I will be the first to admit that when I lived in Region 2 (I made it through 36 Midwest winters), many of us (myself included) tended to get a bit anxious, depressed, even “off our rockers” in the dead of winter – that whole cabin fever thing as the snow level reached three feet. But for the leadership of MYSA to call for resignations of the SRA, SDI and other members of the Committee… because they found themselves on opposite sides of an idea? And without the support of the MSA?
On Monday, January 20, the State Referee Committee website apparently ended its hunger strike in protest of these shenanigans. The updated home page appeared after U.S. Soccer’s Adrian Garibay apparently sent the following in an E-mail to Ms. Hildman on Friday, January 17 (the link is in red):
I will be brief so that we can be clear and you can move forward. You are the Minnesota SRA and you should continue with referee registrations immediately.
Apparently, our colleagues over at MYSA didn’t get the memo… the Referee page of the youth website showed the following on January 20:
While this stand-off appears to be moving towards some kind of resolution – it seems that there’s a consensus that Urule Igbavboa remains the State Youth Referee Administrator and Bob Petersen is the State Director of Assessment – the future of Mr. Marshak as SDI remains in question, and that troubles me because I have seen the curriculum and instructional materials that have come from Minnesota… and I also know how long it takes to develop new materials (tick tock, tick tock).

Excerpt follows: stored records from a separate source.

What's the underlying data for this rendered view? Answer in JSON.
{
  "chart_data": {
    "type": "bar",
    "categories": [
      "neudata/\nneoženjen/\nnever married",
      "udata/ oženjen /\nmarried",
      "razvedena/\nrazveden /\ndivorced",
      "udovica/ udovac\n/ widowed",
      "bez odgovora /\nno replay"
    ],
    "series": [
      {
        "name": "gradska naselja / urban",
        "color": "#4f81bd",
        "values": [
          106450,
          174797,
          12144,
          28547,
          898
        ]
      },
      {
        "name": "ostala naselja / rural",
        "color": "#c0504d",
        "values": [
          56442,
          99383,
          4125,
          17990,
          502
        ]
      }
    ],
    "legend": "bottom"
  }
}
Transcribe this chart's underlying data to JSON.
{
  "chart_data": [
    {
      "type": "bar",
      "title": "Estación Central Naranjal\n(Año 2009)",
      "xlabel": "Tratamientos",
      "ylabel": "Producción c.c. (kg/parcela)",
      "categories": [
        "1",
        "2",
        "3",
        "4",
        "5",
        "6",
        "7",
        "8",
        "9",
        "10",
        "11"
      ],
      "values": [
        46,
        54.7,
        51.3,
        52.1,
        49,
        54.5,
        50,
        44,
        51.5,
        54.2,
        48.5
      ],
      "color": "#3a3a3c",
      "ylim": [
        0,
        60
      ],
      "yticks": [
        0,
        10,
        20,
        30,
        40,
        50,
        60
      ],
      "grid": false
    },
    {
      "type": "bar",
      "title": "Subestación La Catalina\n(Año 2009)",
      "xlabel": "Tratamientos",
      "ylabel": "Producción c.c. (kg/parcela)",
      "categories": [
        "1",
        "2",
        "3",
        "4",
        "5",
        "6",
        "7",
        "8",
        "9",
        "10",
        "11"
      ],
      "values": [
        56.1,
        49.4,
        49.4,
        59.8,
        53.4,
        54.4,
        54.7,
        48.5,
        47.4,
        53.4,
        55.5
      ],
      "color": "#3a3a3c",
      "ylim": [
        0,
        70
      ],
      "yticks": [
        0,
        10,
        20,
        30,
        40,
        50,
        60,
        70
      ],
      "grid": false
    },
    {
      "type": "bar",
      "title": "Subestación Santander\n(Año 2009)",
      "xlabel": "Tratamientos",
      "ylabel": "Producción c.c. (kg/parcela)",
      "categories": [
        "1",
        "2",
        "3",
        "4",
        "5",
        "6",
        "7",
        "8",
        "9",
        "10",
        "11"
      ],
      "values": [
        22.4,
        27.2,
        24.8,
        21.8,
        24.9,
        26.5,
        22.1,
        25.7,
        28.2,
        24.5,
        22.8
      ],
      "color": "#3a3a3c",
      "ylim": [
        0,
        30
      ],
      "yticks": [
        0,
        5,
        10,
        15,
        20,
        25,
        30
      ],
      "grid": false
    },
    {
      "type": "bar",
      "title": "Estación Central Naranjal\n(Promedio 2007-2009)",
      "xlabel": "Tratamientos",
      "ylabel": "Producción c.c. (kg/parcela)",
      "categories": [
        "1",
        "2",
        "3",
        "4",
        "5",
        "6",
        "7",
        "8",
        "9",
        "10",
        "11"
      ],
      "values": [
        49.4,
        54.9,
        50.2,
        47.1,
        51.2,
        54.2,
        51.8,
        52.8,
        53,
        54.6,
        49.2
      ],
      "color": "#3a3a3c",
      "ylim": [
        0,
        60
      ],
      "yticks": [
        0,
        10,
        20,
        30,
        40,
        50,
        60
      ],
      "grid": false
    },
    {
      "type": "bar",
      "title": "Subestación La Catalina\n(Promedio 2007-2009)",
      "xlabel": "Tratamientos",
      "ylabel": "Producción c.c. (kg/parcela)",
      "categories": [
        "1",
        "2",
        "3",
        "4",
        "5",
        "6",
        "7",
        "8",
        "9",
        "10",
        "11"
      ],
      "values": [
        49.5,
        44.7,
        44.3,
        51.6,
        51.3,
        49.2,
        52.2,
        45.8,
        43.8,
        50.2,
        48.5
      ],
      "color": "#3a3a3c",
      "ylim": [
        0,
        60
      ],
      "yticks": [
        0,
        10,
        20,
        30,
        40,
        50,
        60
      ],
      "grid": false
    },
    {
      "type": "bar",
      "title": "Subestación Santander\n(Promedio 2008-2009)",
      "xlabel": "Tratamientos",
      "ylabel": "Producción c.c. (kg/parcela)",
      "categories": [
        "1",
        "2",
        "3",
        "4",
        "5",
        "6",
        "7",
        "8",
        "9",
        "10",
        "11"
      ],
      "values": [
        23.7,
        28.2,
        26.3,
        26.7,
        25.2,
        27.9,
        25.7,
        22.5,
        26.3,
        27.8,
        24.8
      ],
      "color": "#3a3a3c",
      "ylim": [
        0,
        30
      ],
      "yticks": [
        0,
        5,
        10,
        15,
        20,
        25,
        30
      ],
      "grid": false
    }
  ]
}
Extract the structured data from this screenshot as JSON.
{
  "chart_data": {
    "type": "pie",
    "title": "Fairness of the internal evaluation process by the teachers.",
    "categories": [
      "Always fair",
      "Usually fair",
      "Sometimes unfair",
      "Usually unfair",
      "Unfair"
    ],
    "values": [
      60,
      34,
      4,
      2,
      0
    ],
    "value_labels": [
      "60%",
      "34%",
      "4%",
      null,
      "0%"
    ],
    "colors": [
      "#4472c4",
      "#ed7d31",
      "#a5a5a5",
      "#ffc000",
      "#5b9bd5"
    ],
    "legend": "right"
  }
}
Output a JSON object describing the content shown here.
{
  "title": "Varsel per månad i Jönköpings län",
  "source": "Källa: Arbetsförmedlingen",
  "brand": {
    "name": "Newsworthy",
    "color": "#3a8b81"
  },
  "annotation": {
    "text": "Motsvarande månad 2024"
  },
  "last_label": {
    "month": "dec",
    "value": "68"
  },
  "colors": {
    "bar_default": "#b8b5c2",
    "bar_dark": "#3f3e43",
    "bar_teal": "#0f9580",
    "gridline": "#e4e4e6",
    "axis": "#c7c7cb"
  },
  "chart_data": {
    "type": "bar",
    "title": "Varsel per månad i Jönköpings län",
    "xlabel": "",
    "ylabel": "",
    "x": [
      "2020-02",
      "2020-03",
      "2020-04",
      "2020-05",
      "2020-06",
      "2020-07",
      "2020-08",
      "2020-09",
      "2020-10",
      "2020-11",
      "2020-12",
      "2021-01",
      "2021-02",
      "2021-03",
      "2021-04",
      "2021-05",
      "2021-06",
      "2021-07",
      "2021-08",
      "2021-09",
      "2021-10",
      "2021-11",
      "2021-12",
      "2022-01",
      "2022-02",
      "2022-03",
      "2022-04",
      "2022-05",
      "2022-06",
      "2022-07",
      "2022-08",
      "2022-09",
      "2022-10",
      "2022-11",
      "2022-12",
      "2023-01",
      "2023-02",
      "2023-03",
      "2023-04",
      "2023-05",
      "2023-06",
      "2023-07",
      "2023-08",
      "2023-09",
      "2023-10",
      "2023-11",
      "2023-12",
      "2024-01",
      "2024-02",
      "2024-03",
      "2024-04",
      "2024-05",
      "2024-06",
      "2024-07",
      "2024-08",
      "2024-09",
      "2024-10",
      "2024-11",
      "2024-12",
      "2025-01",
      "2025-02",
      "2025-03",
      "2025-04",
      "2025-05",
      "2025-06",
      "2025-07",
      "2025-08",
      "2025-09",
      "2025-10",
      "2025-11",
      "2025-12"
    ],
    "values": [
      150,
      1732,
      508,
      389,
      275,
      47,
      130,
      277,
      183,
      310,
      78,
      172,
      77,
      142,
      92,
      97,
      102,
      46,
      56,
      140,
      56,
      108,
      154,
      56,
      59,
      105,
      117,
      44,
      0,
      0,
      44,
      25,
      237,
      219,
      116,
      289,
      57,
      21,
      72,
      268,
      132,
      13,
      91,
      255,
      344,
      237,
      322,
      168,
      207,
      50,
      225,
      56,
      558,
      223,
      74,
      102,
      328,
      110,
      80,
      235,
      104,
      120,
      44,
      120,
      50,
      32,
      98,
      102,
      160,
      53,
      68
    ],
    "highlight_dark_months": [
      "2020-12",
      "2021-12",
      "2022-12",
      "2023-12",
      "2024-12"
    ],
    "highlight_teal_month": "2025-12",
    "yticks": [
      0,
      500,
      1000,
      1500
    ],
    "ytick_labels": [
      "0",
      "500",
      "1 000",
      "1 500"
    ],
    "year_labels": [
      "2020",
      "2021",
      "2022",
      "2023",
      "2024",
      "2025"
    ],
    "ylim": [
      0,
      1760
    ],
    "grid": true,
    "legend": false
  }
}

In addition to the Lakers, Minnesota can take credit for the development of current PRO Referee Fotis Bazakos, current PRO (and former FIFA) Assistant Referee Anthony Vasoli, and former FIFA Referee Elias Bazakos, amongst other top National Referees. How is the next generation of Minnesotans supposed to be mentored without a proven and experienced SDI at the helm?
What troubles me even more: Such a power play could easily be coming soon to a State Referee Committee near you. Why? Our antiquated “two-party system” remains the method of choice for how State Referee Administrators are appointed (or should I say anointed) – the leadership of the local youth and amateur associations get together and reach a consensus (apparently a consensus of two… once you get past the “we have 14 times more player registrations that you” thing). No input is required to be considered from U.S. Club Soccer. The Development Academy program also has no clearly defined voice in the conversation.
Throughout our great Soccer Nation, the World’s Game has evolved by leaps and bounds… even in Minnesota. Why do we continue to follow this antiquated system of local governance?
And so, I dare to pose the question: Is it time for the Federation to fine-tune the State Referee Administrator appointment process… or to introduce a better one?